Press "Enter" to skip to content

House begins budget debate

JEFFERSON CITY, Mo. — The Missouri House began the long slog of formally debating and approving of the 13 bills that make up the state of Missouri’s budget for the upcoming year.

Under the constitution, Missouri lawmakers must pass a budget every year, and it must be balanced. House members opened discussion on a handful of the first few budget bills. HB’s 2 and 3 appropriate funds for elementary and secondary education, as well as higher education. The House spent much of its debate time on the two bills.

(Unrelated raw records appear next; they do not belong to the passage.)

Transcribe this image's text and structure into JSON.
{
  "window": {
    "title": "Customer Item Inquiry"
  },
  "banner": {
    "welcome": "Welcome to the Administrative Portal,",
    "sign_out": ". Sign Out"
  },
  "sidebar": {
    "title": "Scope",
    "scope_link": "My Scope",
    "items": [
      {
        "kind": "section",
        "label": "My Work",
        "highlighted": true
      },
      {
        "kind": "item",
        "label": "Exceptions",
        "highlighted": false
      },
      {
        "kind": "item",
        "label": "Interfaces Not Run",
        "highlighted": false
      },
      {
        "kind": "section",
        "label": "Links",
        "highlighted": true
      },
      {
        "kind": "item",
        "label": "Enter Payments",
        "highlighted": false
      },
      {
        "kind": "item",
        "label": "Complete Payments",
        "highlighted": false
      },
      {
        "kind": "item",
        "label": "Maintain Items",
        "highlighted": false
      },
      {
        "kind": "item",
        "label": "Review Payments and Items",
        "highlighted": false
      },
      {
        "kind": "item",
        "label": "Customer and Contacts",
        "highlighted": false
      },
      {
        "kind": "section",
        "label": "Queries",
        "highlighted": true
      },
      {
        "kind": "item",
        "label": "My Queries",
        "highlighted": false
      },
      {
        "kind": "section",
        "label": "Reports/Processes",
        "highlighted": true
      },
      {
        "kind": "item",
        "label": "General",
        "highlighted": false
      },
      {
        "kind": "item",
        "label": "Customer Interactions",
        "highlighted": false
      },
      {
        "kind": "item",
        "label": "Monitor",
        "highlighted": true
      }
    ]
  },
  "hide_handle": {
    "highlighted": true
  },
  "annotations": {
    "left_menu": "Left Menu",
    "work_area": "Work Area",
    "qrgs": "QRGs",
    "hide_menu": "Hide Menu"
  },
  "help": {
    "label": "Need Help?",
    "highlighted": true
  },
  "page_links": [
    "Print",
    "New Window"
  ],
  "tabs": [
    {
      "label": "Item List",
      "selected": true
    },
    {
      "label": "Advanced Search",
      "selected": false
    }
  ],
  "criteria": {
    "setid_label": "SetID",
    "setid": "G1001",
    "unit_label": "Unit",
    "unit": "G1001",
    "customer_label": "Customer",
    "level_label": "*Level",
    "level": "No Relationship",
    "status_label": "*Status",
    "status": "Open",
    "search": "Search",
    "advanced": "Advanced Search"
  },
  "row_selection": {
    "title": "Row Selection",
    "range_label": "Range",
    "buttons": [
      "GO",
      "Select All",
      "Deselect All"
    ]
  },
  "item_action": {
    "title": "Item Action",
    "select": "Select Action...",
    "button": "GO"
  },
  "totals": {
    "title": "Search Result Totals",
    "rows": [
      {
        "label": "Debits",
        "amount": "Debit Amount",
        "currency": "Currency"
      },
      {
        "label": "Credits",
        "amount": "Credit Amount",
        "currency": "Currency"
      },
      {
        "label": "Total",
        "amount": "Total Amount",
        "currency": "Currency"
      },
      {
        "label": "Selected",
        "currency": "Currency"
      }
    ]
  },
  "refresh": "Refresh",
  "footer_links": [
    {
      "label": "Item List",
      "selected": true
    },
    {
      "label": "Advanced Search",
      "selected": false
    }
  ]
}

In HB 2, members clashed when a $3.5 million increase to the Parents as Teachers program as reduced to $2.5 million, with the extra million instead funneled into Teach for America. The move triggered a lengthy debate about the relative merits of both programs. As has become common, Democrats moved to add an amendment to expand Medicaid under the Affordable Care Act, a move Missouri Democrats have supported for several years. The amendment was easily voted down by the Republican-controlled House.

The House budget process is expansive and time consuming, and while some members on both sides of the aisle complained that various provisions amounted to “legislating through appropriation, many of those provisions are likely to be removed. One House member who asked not to be identified said that they expected the Senate to “butcher and rewrite” much of the budget in their own appropriations process.

The House gave first-round approval to all of it’s budget bills after an entire day of endless debate on dozens of amendments.